Adding to the pressure, bond yields climbed as 10-year Treasury notes saw renewed selling. Rising yields can hurt equities, especially tech stocks, which had been instrumental in driving major indices to all-time highs. Analysts pointed out that while markets had grown somewhat immune to tariff headlines in recent years, the latest developments carried enough weight to rattle sentiment and trigger defensive positioning.
In corporate action, apparel company Levi Strauss saw its shares surge by 11% after posting better-than-expected earnings and raising forward guidance. PriceSmart also gained 5% on strong quarterly results and positive expansion outlooks. However, financial and healthcare sectors underperformed, with notable declines in names like Visa and Gilead Sciences.
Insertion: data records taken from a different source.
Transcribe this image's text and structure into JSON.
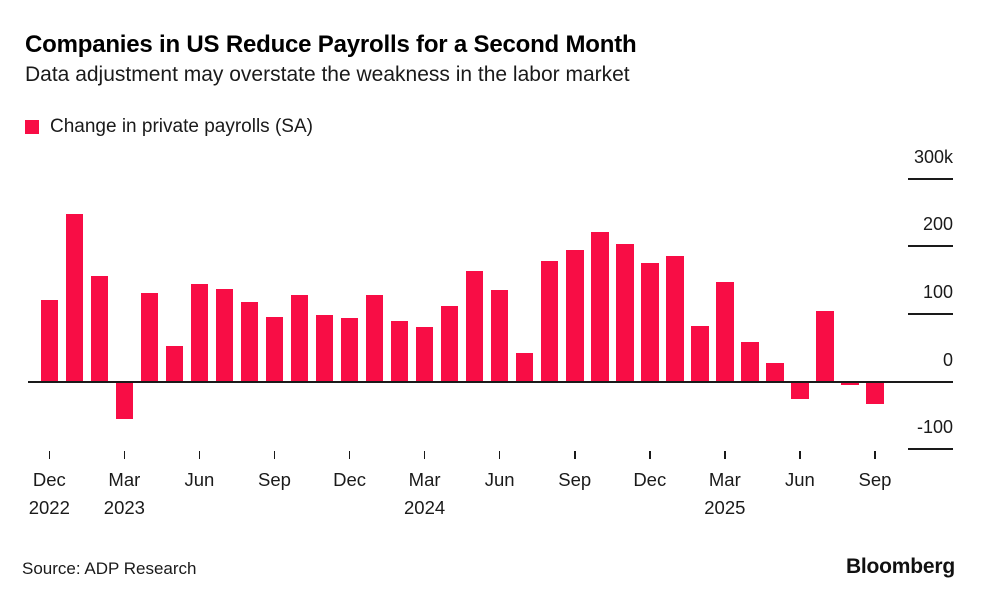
{
  "header": {
    "title": "Companies in US Reduce Payrolls for a Second Month",
    "subtitle": "Data adjustment may overstate the weakness in the labor market"
  },
  "legend": {
    "label": "Change in private payrolls (SA)",
    "swatch_color": "#f80d45"
  },
  "footer": {
    "source": "Source: ADP Research",
    "brand": "Bloomberg"
  },
  "colors": {
    "bar": "#f80d45",
    "axis": "#1a1a1a",
    "background": "#ffffff"
  },
  "chart_data": {
    "type": "bar",
    "title": "Companies in US Reduce Payrolls for a Second Month",
    "subtitle": "Data adjustment may overstate the weakness in the labor market",
    "series_name": "Change in private payrolls (SA)",
    "unit": "thousands of jobs",
    "grid": false,
    "legend_position": "top-left",
    "ylim": [
      -130,
      350
    ],
    "x": [
      "Dec 2022",
      "Jan 2023",
      "Feb 2023",
      "Mar 2023",
      "Apr 2023",
      "May 2023",
      "Jun 2023",
      "Jul 2023",
      "Aug 2023",
      "Sep 2023",
      "Oct 2023",
      "Nov 2023",
      "Dec 2023",
      "Jan 2024",
      "Feb 2024",
      "Mar 2024",
      "Apr 2024",
      "May 2024",
      "Jun 2024",
      "Jul 2024",
      "Aug 2024",
      "Sep 2024",
      "Oct 2024",
      "Nov 2024",
      "Dec 2024",
      "Jan 2025",
      "Feb 2025",
      "Mar 2025",
      "Apr 2025",
      "May 2025",
      "Jun 2025",
      "Jul 2025",
      "Aug 2025",
      "Sep 2025"
    ],
    "values": [
      120,
      247,
      156,
      -54,
      131,
      52,
      144,
      137,
      117,
      95,
      128,
      99,
      94,
      128,
      90,
      81,
      112,
      163,
      136,
      42,
      179,
      195,
      221,
      203,
      176,
      186,
      83,
      147,
      58,
      28,
      -24,
      104,
      -3,
      -32
    ],
    "yticks": [
      {
        "label": "300k",
        "value": 300
      },
      {
        "label": "200",
        "value": 200
      },
      {
        "label": "100",
        "value": 100
      },
      {
        "label": "0",
        "value": 0
      },
      {
        "label": "-100",
        "value": -100
      }
    ],
    "xticks": [
      {
        "index": 0,
        "label": "Dec",
        "year": "2022"
      },
      {
        "index": 3,
        "label": "Mar",
        "year": "2023"
      },
      {
        "index": 6,
        "label": "Jun",
        "year": ""
      },
      {
        "index": 9,
        "label": "Sep",
        "year": ""
      },
      {
        "index": 12,
        "label": "Dec",
        "year": ""
      },
      {
        "index": 15,
        "label": "Mar",
        "year": "2024"
      },
      {
        "index": 18,
        "label": "Jun",
        "year": ""
      },
      {
        "index": 21,
        "label": "Sep",
        "year": ""
      },
      {
        "index": 24,
        "label": "Dec",
        "year": ""
      },
      {
        "index": 27,
        "label": "Mar",
        "year": "2025"
      },
      {
        "index": 30,
        "label": "Jun",
        "year": ""
      },
      {
        "index": 33,
        "label": "Sep",
        "year": ""
      }
    ]
  }
}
Airline stocks were also under pressure despite some firms reporting solid results.
Looking ahead, investor attention is now turning toward the upcoming earnings season, with major US banks like JPMorgan Chase, Wells Fargo, and Citigroup scheduled to release results this week. Their performance will be closely watched for insights into consumer demand, credit growth, and the broader economy.
While the pullback suggests short-term nervousness, some analysts remain cautiously optimistic. They believe any potential de-escalation in trade rhetoric or stronger-than-expected earnings could provide relief. Still, until more clarity emerges on tariffs and inflation trends, Wall Street may continue to see increased volatility in the near term.